The anthology is more than just the first major collection of Cuban revolutionary literature—it presents an intense vision of twenty years that changed the history of Latin America. The selected texts constitute the literary sum of the individual and collective transformation of the Cuban people. All the creators and participants are represented here: Fidel Castro, Ernesto Che Guevara, Haydée Santamaría, Alejo Carpentier, José Lezama Lima, Nicolás Guillén, Cintio Vitier, Guillermo Cabrera Infante, Severo Sarduy, Calvert Casey, Humberto Arenal, Antonio Benítez, Heberto Padilla, Miguel Barnet, Norberto Fuentes, Jesús Díaz, Luis Rogelio Nogueras, Manuel Pereira, Silvio Rodríguez, Pablo Milanés, Nancy Morejón, and other revealing voices. The most astonishing narrative becomes reality and the most quotidian reality becomes nightmare or paradise.
Edmundo Desnoes, critic and narrator (author of "Memorias del subdesarrollo" - Memories of Underdevelopment), guides readers through the reefs and paradoxes of new Cuban culture. "Los dispositivos en la flor": twenty years that have forever altered Cuban sensibility. The epigraph from Cintio Vitier's poem "Torre de marfil" (Ivory Tower) concludes: "But there's no need to worry, for it will be the last. / The devices are situated in the center of the flower."

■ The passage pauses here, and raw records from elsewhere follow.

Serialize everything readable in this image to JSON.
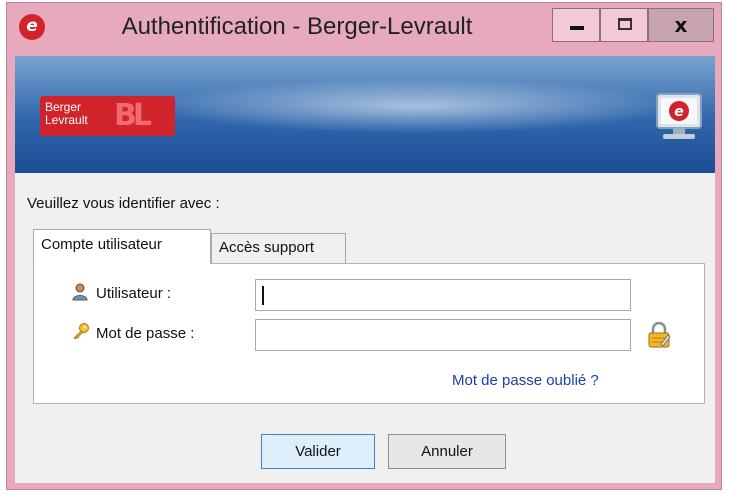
{
  "window": {
    "title": "Authentification - Berger-Levrault",
    "app_icon": "berger-levrault-e-icon",
    "close_label": "x"
  },
  "banner": {
    "logo_line1": "Berger",
    "logo_line2": "Levrault",
    "logo_mark": "BL",
    "product_icon": "computer-e-icon"
  },
  "form": {
    "prompt": "Veuillez vous identifier avec :",
    "tabs": [
      {
        "label": "Compte utilisateur",
        "selected": true
      },
      {
        "label": "Accès support",
        "selected": false
      }
    ],
    "user_label": "Utilisateur :",
    "user_value": "",
    "password_label": "Mot de passe :",
    "password_value": "",
    "forgot_link": "Mot de passe oublié ?"
  },
  "buttons": {
    "ok": "Valider",
    "cancel": "Annuler"
  },
  "colors": {
    "window_frame": "#e6a9bd",
    "banner_blue": "#2f66ad",
    "brand_red": "#d0232b",
    "link_blue": "#1a3fa5"
  }
}
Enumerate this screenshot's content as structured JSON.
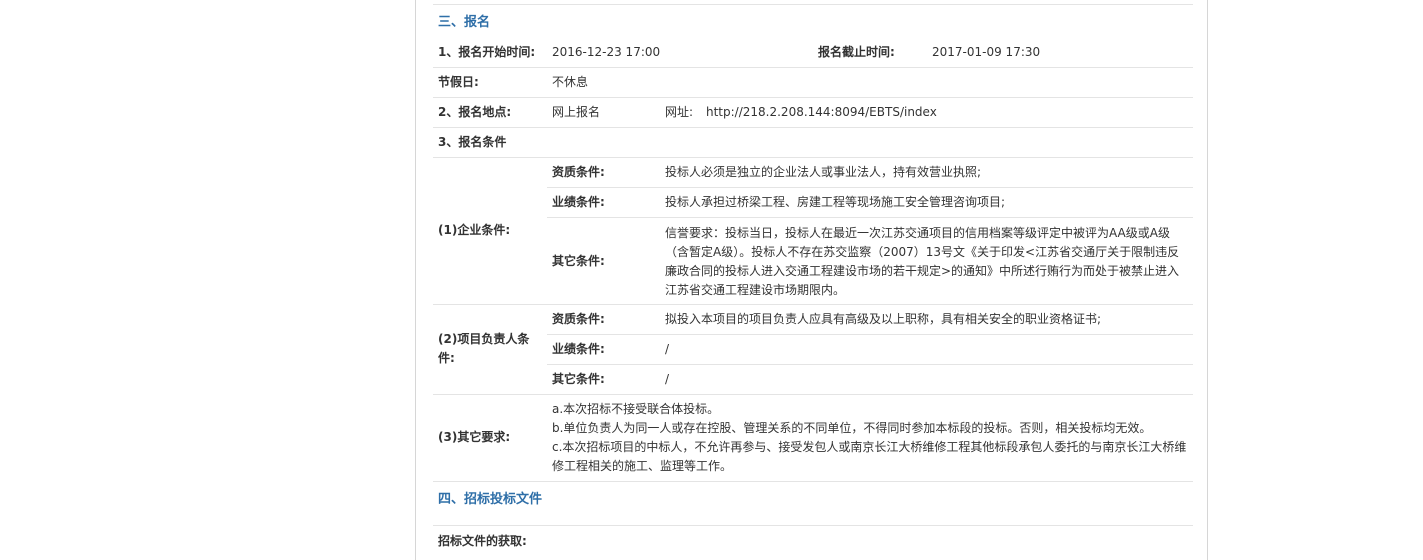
{
  "section3": {
    "title": "三、报名",
    "start_label": "1、报名开始时间:",
    "start_value": "2016-12-23 17:00",
    "end_label": "报名截止时间:",
    "end_value": "2017-01-09 17:30",
    "holiday_label": "节假日:",
    "holiday_value": "不休息",
    "place_label": "2、报名地点:",
    "place_value": "网上报名",
    "url_label": "网址:",
    "url_value": "http://218.2.208.144:8094/EBTS/index",
    "conditions_label": "3、报名条件",
    "enterprise": {
      "label": "(1)企业条件:",
      "qual_label": "资质条件:",
      "qual_value": "投标人必须是独立的企业法人或事业法人，持有效营业执照;",
      "perf_label": "业绩条件:",
      "perf_value": "投标人承担过桥梁工程、房建工程等现场施工安全管理咨询项目;",
      "other_label": "其它条件:",
      "other_value": "信誉要求：投标当日，投标人在最近一次江苏交通项目的信用档案等级评定中被评为AA级或A级（含暂定A级）。投标人不存在苏交监察（2007）13号文《关于印发<江苏省交通厅关于限制违反廉政合同的投标人进入交通工程建设市场的若干规定>的通知》中所述行贿行为而处于被禁止进入江苏省交通工程建设市场期限内。"
    },
    "manager": {
      "label": "(2)项目负责人条件:",
      "qual_label": "资质条件:",
      "qual_value": "拟投入本项目的项目负责人应具有高级及以上职称，具有相关安全的职业资格证书;",
      "perf_label": "业绩条件:",
      "perf_value": "/",
      "other_label": "其它条件:",
      "other_value": "/"
    },
    "other_req": {
      "label": "(3)其它要求:",
      "line_a": "a.本次招标不接受联合体投标。",
      "line_b": "b.单位负责人为同一人或存在控股、管理关系的不同单位，不得同时参加本标段的投标。否则，相关投标均无效。",
      "line_c": "c.本次招标项目的中标人，不允许再参与、接受发包人或南京长江大桥维修工程其他标段承包人委托的与南京长江大桥维修工程相关的施工、监理等工作。"
    }
  },
  "section4": {
    "title": "四、招标投标文件",
    "doc_label": "招标文件的获取:"
  }
}
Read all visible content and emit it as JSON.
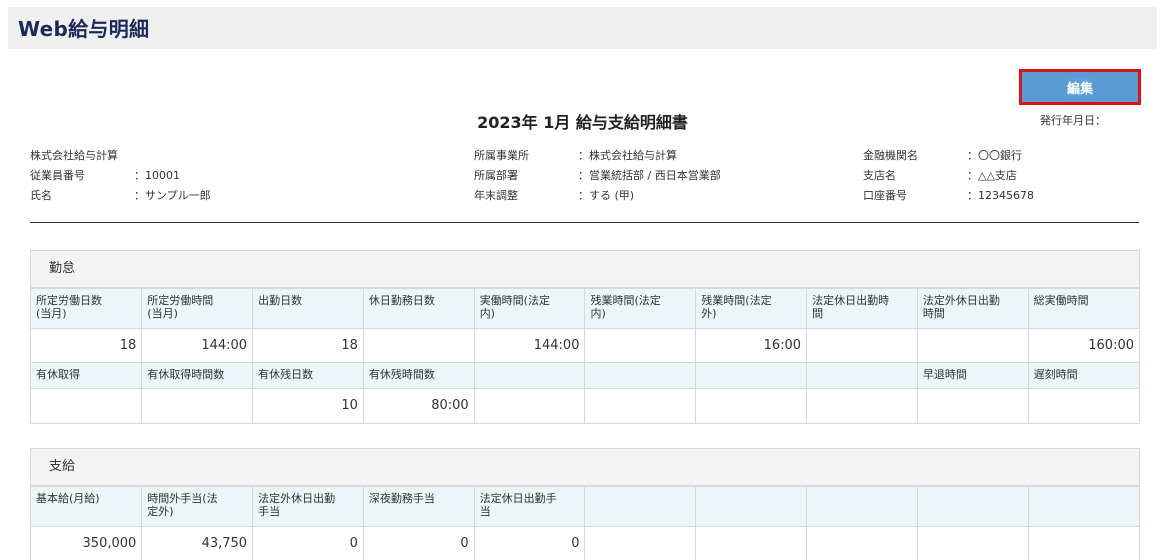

The cover features the same iconic design as Casa de las Américas' 1967 "Canción Protesta" album—a stylized pink/mauve rose with green leaves and a single drop of blood falling from the stem, set against a yellow background within a green wavy frame. This visual continuity connects the anthology to the broader tradition of Cuban revolutionary cultural production and the protest song movement, while the book's publication in the United States signals the diaspora's role in preserving and disseminating Cuban revolutionary literature during the 1980s.